Though it was submitted that Dhirendra was using undue influence on Mrs. Dutt, it has already been held that there is no evidence on record to prove the same. It also cannot be ignored that neither actual nor symbolic possession of the property was given after the gift deed. All these circumstances coupled with her cancellation of the will and the suit for cancellation of gift make it doubtful if there was voluntarily execution of the gift. The gift as noticed earlier has to be voluntary. The gift which is induced by undue influence or misrepresentation or is obtained under circumstances which indicate that it was not voluntary, cannot be recognized in law. ( 13. ) THE upshot of the discussion aforesaid is that the gift deed dated 22-12-1978 (Ex.

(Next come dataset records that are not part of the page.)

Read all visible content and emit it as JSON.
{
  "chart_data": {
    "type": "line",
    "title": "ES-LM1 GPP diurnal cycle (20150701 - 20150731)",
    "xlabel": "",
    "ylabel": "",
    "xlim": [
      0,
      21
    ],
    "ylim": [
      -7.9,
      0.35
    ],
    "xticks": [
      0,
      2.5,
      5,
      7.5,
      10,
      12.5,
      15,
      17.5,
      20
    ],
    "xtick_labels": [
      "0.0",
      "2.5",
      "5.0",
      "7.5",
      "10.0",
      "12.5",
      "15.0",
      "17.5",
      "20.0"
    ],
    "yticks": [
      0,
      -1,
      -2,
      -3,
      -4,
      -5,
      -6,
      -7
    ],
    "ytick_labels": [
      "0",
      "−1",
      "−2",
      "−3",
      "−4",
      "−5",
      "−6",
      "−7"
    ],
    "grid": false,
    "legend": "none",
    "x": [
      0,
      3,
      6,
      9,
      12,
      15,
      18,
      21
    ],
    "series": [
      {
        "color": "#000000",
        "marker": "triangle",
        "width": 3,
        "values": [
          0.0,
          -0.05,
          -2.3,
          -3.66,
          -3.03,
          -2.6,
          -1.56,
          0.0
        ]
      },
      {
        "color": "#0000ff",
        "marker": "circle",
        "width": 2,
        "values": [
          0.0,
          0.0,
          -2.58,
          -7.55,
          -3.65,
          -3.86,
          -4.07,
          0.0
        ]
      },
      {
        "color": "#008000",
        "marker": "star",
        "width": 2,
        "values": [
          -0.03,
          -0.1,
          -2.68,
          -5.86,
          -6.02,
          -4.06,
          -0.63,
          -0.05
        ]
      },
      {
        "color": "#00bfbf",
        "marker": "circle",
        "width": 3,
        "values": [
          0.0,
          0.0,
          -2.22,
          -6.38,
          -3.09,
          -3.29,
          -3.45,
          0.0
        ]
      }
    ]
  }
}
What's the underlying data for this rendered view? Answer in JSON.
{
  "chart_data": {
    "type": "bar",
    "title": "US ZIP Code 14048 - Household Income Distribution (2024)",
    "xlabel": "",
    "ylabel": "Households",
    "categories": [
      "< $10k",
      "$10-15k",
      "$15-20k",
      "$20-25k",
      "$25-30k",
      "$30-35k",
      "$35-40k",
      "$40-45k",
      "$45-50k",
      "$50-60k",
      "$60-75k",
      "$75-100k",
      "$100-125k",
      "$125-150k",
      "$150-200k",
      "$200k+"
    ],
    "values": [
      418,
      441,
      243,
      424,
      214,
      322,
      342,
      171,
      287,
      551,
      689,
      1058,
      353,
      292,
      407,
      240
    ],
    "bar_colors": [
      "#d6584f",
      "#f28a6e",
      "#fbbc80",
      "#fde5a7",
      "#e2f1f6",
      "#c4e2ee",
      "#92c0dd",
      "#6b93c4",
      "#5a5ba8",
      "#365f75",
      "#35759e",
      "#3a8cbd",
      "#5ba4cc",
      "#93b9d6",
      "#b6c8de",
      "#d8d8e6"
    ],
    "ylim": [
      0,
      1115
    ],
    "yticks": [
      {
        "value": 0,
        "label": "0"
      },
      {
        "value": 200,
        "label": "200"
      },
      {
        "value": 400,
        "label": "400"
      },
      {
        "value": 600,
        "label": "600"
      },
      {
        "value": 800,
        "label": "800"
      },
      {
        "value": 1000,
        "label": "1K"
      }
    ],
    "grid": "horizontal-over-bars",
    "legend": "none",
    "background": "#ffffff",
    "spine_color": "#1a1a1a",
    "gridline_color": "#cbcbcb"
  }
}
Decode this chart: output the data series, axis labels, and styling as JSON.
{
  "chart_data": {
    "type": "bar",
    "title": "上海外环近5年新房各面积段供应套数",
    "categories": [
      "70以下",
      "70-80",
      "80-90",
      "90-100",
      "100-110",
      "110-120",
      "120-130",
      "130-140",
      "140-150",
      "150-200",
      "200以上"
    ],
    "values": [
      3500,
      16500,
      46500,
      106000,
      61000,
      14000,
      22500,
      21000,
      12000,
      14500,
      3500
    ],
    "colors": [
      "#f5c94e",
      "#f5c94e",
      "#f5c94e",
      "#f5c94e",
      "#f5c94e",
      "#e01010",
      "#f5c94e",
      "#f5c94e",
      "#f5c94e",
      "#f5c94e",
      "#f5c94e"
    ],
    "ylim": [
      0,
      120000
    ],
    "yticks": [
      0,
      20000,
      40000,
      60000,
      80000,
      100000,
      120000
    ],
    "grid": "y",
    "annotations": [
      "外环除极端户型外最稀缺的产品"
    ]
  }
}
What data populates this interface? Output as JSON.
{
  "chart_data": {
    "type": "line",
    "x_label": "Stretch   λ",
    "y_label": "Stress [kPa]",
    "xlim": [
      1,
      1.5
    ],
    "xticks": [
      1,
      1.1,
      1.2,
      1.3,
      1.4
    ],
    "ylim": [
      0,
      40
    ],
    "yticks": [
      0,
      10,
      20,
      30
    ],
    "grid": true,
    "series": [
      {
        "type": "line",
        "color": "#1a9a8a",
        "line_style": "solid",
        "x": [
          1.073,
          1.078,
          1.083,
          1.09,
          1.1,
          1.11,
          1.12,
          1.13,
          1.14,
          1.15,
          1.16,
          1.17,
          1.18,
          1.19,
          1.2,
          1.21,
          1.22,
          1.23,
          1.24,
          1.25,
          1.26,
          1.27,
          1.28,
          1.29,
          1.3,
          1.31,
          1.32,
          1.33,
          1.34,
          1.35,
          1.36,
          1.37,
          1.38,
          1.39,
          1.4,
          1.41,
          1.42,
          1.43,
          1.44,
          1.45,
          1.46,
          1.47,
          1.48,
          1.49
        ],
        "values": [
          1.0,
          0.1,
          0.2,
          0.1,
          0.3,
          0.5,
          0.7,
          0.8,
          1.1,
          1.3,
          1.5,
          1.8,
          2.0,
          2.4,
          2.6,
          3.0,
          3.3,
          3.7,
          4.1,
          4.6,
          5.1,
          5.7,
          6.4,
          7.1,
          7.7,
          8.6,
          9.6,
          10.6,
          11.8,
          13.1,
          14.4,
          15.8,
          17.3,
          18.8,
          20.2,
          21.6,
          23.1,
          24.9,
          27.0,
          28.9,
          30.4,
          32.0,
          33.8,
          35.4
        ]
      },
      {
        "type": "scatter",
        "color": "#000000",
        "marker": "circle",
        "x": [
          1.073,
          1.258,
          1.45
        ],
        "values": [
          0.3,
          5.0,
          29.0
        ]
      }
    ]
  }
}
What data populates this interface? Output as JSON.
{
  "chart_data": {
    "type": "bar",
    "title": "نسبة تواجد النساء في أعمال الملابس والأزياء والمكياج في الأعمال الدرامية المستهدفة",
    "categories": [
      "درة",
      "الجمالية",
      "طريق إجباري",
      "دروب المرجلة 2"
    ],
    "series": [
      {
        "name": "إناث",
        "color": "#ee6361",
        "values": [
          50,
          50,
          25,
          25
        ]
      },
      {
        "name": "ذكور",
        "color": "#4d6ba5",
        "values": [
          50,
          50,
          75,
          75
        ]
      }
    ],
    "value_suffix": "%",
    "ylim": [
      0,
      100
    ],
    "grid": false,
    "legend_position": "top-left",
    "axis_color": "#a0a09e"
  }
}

C-4) was not executed in accordance with law and had therefore no legal effect the appeal consequently succeeds and is allowed. The impugned judgment and decree are set aside. The declaration as prayed for is granted by holding that late Smt. Manorama Dutt continued to be the owner of the suit house and the gift deed dated 22-12-1978 was illegal and void. The appellant shall be entitled to costs of this appeal. Counsels fee as per schedule. Appeal allowed.